ECONOMIA – GDF Propõe Uso de Imóveis Públicos para Reforçar Capital do Banco de Brasília e Enfrentar Pressões do Banco Central

Na noite desta sexta-feira, 20, o Governo do Distrito Federal (GDF) protocolou um projeto de lei na Câmara Legislativa que visa utilizar 12 imóveis públicos como forma de fortalecer a situação financeira do Banco de Brasília (BRB). A proposta é parte de uma estratégia mais ampla que busca levantar até R$ 2,6 bilhões para compensar perdas decorrentes da aquisição de carteiras de crédito do Banco Master.

De acordo com informações do governo local, os bens listados poderão ser utilizados como garantias para a captação de recursos, especialmente em relação a um potencial empréstimo junto ao Fundo Garantidor de Créditos (FGC). Importante salientar que a medida não implica a venda imediata dos imóveis, mas sim sua utilização para mitigar riscos associados a possíveis inadimplências, o que, em última análise, pode contribuir para a redução das taxas de juros em eventuais empréstimos ao BRB.

O projeto de lei permite três ações principais: a integralização de capital utilizando bens móveis ou imóveis, a alienação do patrimônio com a destinação dos valores ao banco e a adoção de outras iniciativas autorizadas pelo Sistema Financeiro Nacional. Caso a proposta seja aprovada, o GDF poderá transferir propriedades ao BRB, estruturar operações através de fundos de investimento imobiliário, constituir garantias ou realizar vendas diretas, podendo optar por uma combinação dessas alternativas.
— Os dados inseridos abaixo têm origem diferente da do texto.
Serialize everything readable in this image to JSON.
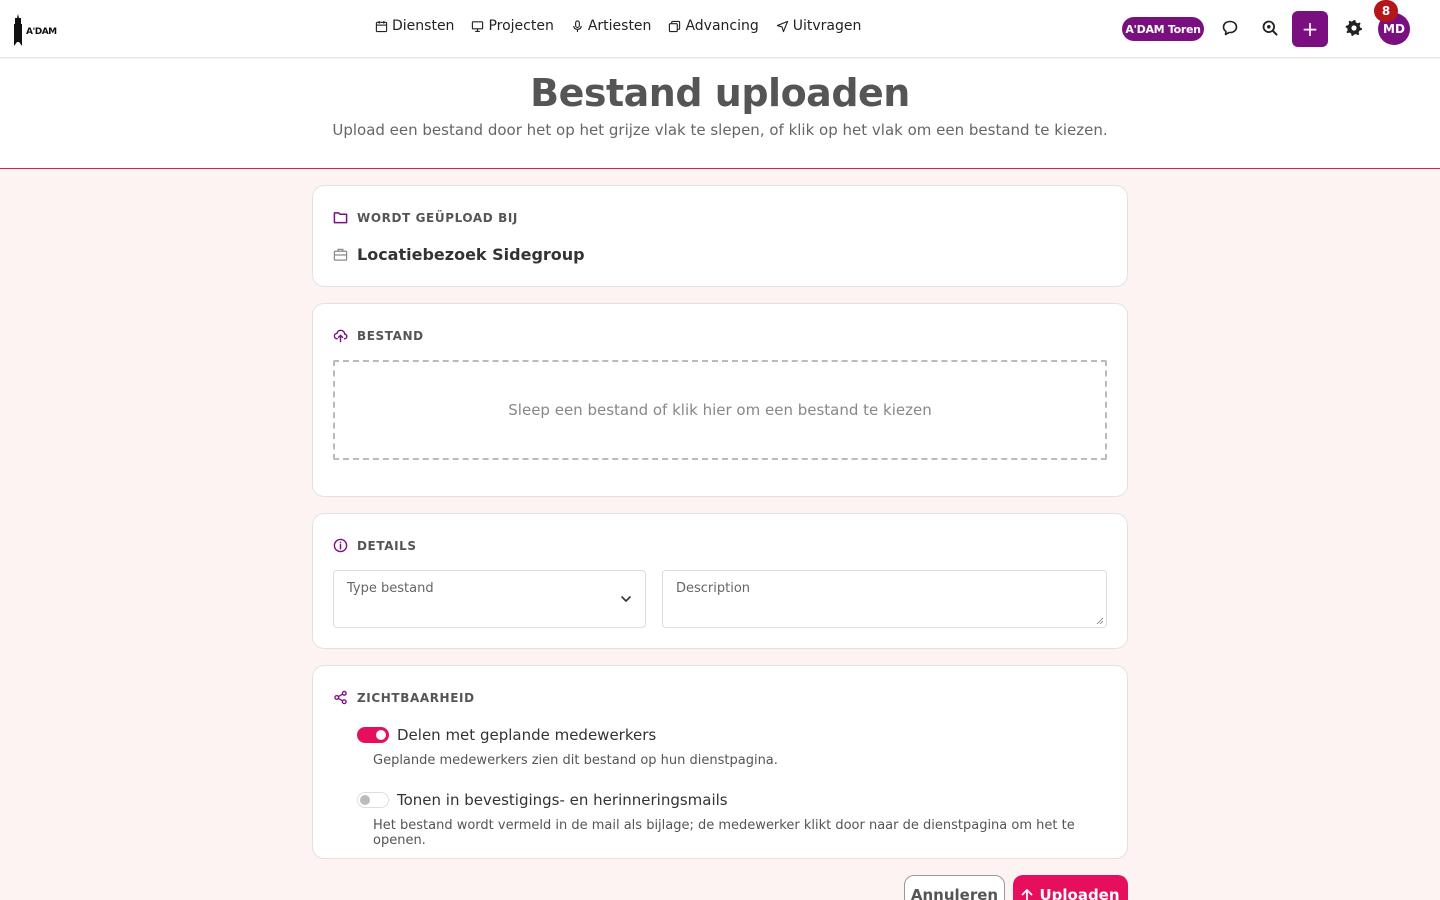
{
  "logo": {
    "text": "A'DAM"
  },
  "nav": [
    {
      "label": "Diensten",
      "icon": "calendar-icon"
    },
    {
      "label": "Projecten",
      "icon": "monitor-icon"
    },
    {
      "label": "Artiesten",
      "icon": "microphone-icon"
    },
    {
      "label": "Advancing",
      "icon": "copy-icon"
    },
    {
      "label": "Uitvragen",
      "icon": "send-icon"
    }
  ],
  "header_right": {
    "location": "A'DAM Toren",
    "avatar_initials": "MD",
    "notification_count": "8",
    "add_label": "+"
  },
  "page": {
    "title": "Bestand uploaden",
    "subtitle": "Upload een bestand door het op het grijze vlak te slepen, of klik op het vlak om een bestand te kiezen."
  },
  "uploaded_to": {
    "label": "WORDT GEÜPLOAD BIJ",
    "name": "Locatiebezoek Sidegroup"
  },
  "file": {
    "label": "BESTAND",
    "dropzone_text": "Sleep een bestand of klik hier om een bestand te kiezen"
  },
  "details": {
    "label": "DETAILS",
    "type_placeholder": "Type bestand",
    "description_placeholder": "Description"
  },
  "visibility": {
    "label": "ZICHTBAARHEID",
    "share_label": "Delen met geplande medewerkers",
    "share_help": "Geplande medewerkers zien dit bestand op hun dienstpagina.",
    "share_on": true,
    "mail_label": "Tonen in bevestigings- en herinneringsmails",
    "mail_help": "Het bestand wordt vermeld in de mail als bijlage; de medewerker klikt door naar de dienstpagina om het te openen.",
    "mail_on": false
  },
  "actions": {
    "cancel": "Annuleren",
    "upload": "Uploaden"
  },
  "colors": {
    "brand_purple": "#7a0f7f",
    "accent_pink": "#e50f5d",
    "badge_red": "#b5161b"
  }
}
Essa iniciativa surge em um clima de crescente pressão regulatória, especialmente após sinais do Banco Central sobre possíveis restrições ao BRB, caso o capital não seja recomposto até o próximo balanço, previsto para 31 de março. As medidas em análise incluem limitações operacionais que poderiam inviabilizar a expansão dos negócios do banco.

Recentemente, o BRB tem buscado recuperar liquidez por meio da venda de carteiras de crédito a bancos privados, embora essa estratégia não tenha resultado em um aumento proporcional do patrimônio líquido, essencial para garantir a saúde financeira da instituição e atender ao índice de Basileia. A situação se complica ainda mais pela recente reavaliação da capacidade de pagamento do GDF, que agora possui nota C, restringindo sua capacidade de obter crédito garantido pela União, uma ação crucial para evitar cortes nos repasses constitucionais.

Entre os imóveis mencionados no projeto estão áreas significativas, como o Centro Administrativo do Distrito Federal (Centrad) em Taguatinga e terrenos em diversas localidades, incluindo o Setor de Indústria e Abastecimento e o Lago Sul. O projeto também garante que qualquer alienação ou constituição de garantias será precedida por uma avaliação dos bens, respeitando o interesse público e as diretrizes de governança. Com a discussão do projeto na Câmara Legislativa, os próximos dias serão decisivos para o futuro financeiro do BRB e para a gestão do patrimônio público no Distrito Federal.